Loose Cattle Release Cover Of Vic Chestnutt’s “Aunt Avis”

New Orleans / New York Americana outfit Loose Cattle, fronted by two-time Tony Award & Grammy winner Michael Cerveris and Kimberly Kaye, announced their debut studio album Heavy Lifting — out June 4 via Low Heat Records. The news is accompanied by the band’s haunting cover of Vic Chesnutt’s “Aunt Avis,” with a video by Lewis Klahr. Cerveris served as sideman for Hüsker Dü’s Bob Mould and shared stages with Pete Townshend, The Breeders, The Pixies’ Frank Black, Teenage Fanclub and beyond. He also previously starred in films with Brad Pitt, Julia Roberts, James Gandolfini, and John C. Reilly, Broadway shows from The Who’s Tommy to Sweeney Todd, as well as Hedwig in NYC, LA and London’s West End, and in TV series Mindhunter, The Tick, Gotham, The Good Wife, Fringe, Treme and HBO’s upcoming The Gilded Age. “Vic Chesnutt was a friend of mine in the years before he passed, and he’s one of the songwriters I revere most to this day,” he explains. “This song of his always haunted me, and in the past year, the questions of ‘how to remember how to be good’ and ‘how to continue’ when you’re not sure how or why you should, seem pretty damn vital right about now.” Kaye adds, “It’s hard to imagine anyone going through 2020 without laying awake in the dead of night asking ‘how do I possibly keep going’ at least once. Vic wrote a song about trying to keep stable when you feel untethered, and now every human we know has had that experience.”

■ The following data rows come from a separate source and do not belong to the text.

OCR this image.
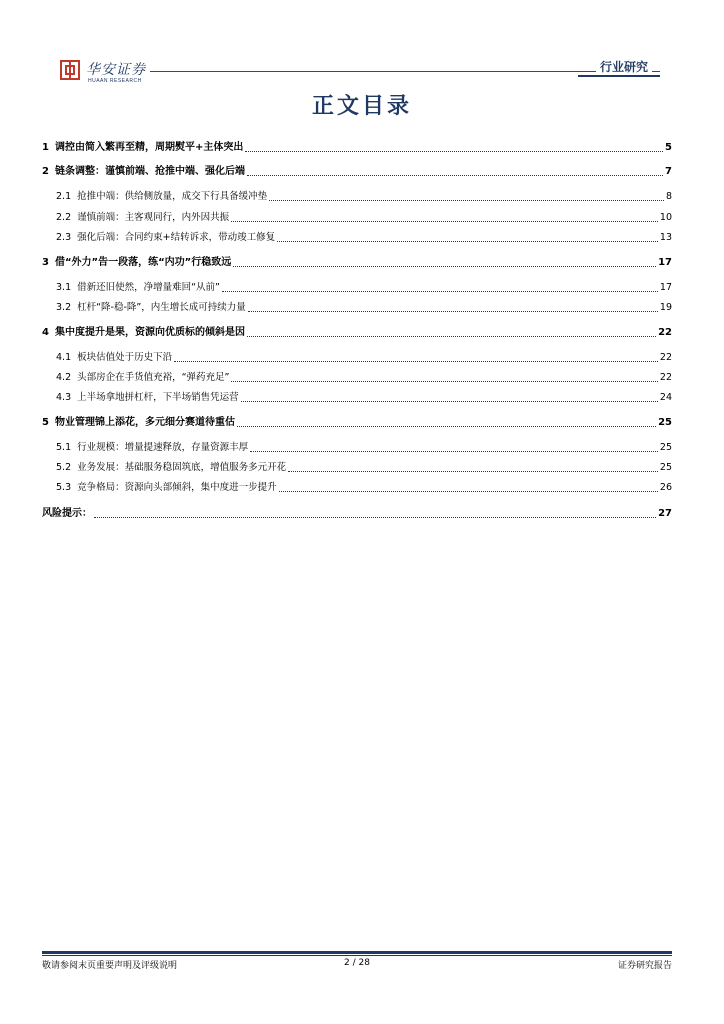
华安证券
HUAAN RESEARCH
行业研究
正文目录
1 调控由简入繁再至精，周期熨平+主体突出	5
2 链条调整：谨慎前端、抢推中端、强化后端	7
2.1 抢推中端：供给侧放量，成交下行具备缓冲垫	8
2.2 谨慎前端：主客观同行，内外因共振	10
2.3 强化后端：合同约束+结转诉求，带动竣工修复	13
3 借“外力”告一段落，练“内功”行稳致远	17
3.1 借新还旧使然，净增量难回“从前”	17
3.2 杠杆“降-稳-降”，内生增长成可持续力量	19
4 集中度提升是果，资源向优质标的倾斜是因	22
4.1 板块估值处于历史下沿	22
4.2 头部房企在手货值充裕，“弹药充足”	22
4.3 上半场拿地拼杠杆，下半场销售凭运营	24
5 物业管理锦上添花，多元细分赛道待重估	25
5.1 行业规模：增量提速释放，存量资源丰厚	25
5.2 业务发展：基础服务稳固筑底，增值服务多元开花	25
5.3 竞争格局：资源向头部倾斜，集中度进一步提升	26
风险提示：	27
敬请参阅末页重要声明及评级说明	2 / 28	证券研究报告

Formed in 2011 by Michael Cerveris and Kimberly Kaye, Loose Cattle sprung from the duo’s shared affection for the musical and emotional rough and tumble of Johnny Cash’s duets with June Carter Cash, crossed with X’s John Doe and Exene. Starting out by playing country covers in friends’ living rooms, Cerveris and Kaye quickly found themselves on stages from Lincoln Center to Jazz Fest & NPR’s Mountain Stage (with Arlo Guthrie, Judy Collins, Ari Hest and Ben Sollee), and their previous album Seasonal Affective Disorder praised by the likes of Rolling Stone Country, No Depression, Los Angeles Times & beyond. 

Kimberly Kaye cut her teeth on the road, traveling the Warped Tour circuit as a member of a ska band before shifting her attention to roots music, with a recent detour directing and co-starring in a wildly successful revival of Hedwig and the Angry Inch in New Orleans, garnering a Big Easy Award for her own performance as Yitsak. Loose Cattle’s current lineup also includes René Coman and Doug Garrison (Iguanas and Alex Chilton band) plus Rurik Nunan (The Whisky Gentry and Cracker) on fiddle.  

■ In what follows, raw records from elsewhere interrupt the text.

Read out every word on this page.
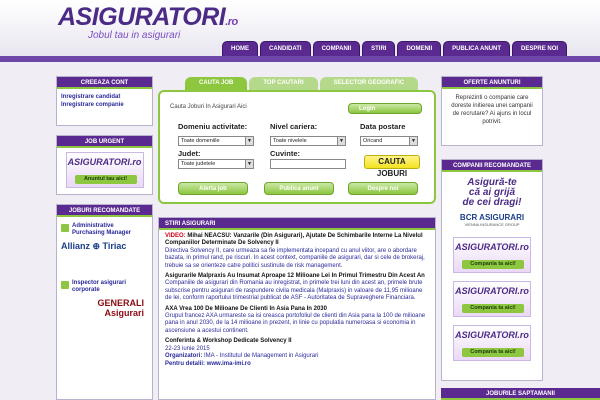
ASIGURATORI.ro
Jobul tau in asigurari
HOME	CANDIDATI	COMPANII	STIRI	DOMENII	PUBLICA ANUNT	DESPRE NOI
CREEAZA CONT
Inregistrare candidat
Inregistrare companie
JOB URGENT
ASIGURATORI.ro
Anuntul tau aici!
JOBURI RECOMANDATE
Administrative Purchasing Manager
Allianz ⊕ Tiriac
Inspector asigurari corporate
GENERALI Asigurari
CAUTA JOB	TOP CAUTARI	SELECTOR GEOGRAFIC
Cauta Joburi In Asigurari Aici	Login
Domeniu activitate:	Nivel cariera:	Data postare
Toate domeniile	▼	Toate nivelele	▼	Oricand	▼
Judet:	Cuvinte:
Toate judetele	▼	CAUTA JOBURI
Alerta job	Publica anunt	Despre noi
STIRI ASIGURARI
VIDEO: Mihai NEACSU: Vanzarile (Din Asigurari), Ajutate De Schimbarile Interne La Nivelul Companiilor Determinate De Solvency II
Directiva Solvency II, care urmeaza sa fie implementata incepand cu anul viitor, are o abordare bazata, in primul rand, pe riscuri. In acest context, companiile de asigurari, dar si cele de brokeraj, trebuie sa se orienteze catre politici sustinute de risk management.
Asigurarile Malpraxis Au Insumat Aproape 12 Milioane Lei In Primul Trimestru Din Acest An
Companiile de asigurari din Romania au inregistrat, in primele trei luni din acest an, primele brute subscrise pentru asigurari de raspundere civila medicala (Malpraxis) in valoare de 11,95 milioane de lei, conform raportului trimestrial publicat de ASF - Autoritatea de Supraveghere Financiara.
AXA Vrea 100 De Milioane De Clienti In Asia Pana In 2030
Grupul francez AXA urmareste sa isi creasca portofoliul de clienti din Asia pana la 100 de milioane pana in anul 2030, de la 14 milioane in prezent, in linie cu populatia numeroasa si economia in ascensiune a acestui continent.
Conferinta & Workshop Dedicate Solvency II
22-23 iunie 2015
Organizatori: IMA - Institutul de Management in Asigurari
Pentru detalii: www.ima-imi.ro
OFERTE ANUNTURI
Reprezinti o companie care doreste initierea unei campanii de recrutare? Ai ajuns in locul potrivit.
COMPANII RECOMANDATE
Asigură-te
că ai grijă
de cei dragi!
BCR ASIGURARI
VIENNA INSURANCE GROUP
ASIGURATORI.ro
Compania ta aici!
ASIGURATORI.ro
Compania ta aici!
ASIGURATORI.ro
Compania ta aici!
JOBURILE SAPTAMANII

Recorded in the early days of 2020 with songs spanning the years, Heavy Lifting earns its title. The music found within blends guitar driven country, folk, and southern rock influenced sounds with a jolt of irreverence to address themes like the resistance and resilience of marginalized people everywhere, celebrating the common woman and man, and championing the underdogs. “We chose and wrote songs that spoke to us of the struggles we and our friends were going through trying to maintain hope and a sense of humor in the increasingly dark American landscape. We had no idea what was coming,” Cerveris says. “We’d love to think the record could inspire a little feeling of suffering being shared, and maybe even leave the listener with a hard won, clear-eyed bit of hope. Or at the very least, the knowledge that someone else sees how fucked up things are, too.” Heavy Lifting then, describes both the hard work that living requires these days, and the hope that, maybe, at last we can start to see the heavy, lifting.

Loose Cattle nods to their punky pasts and country roots while also showcasing their often-poignant punch as an alt-country band. According to Cerveris, “There’s something about having a clear-eyed, borderline cynical eye on the world while dancing a country waltz with a big old heart on your sleeve that is the place where this band lives.”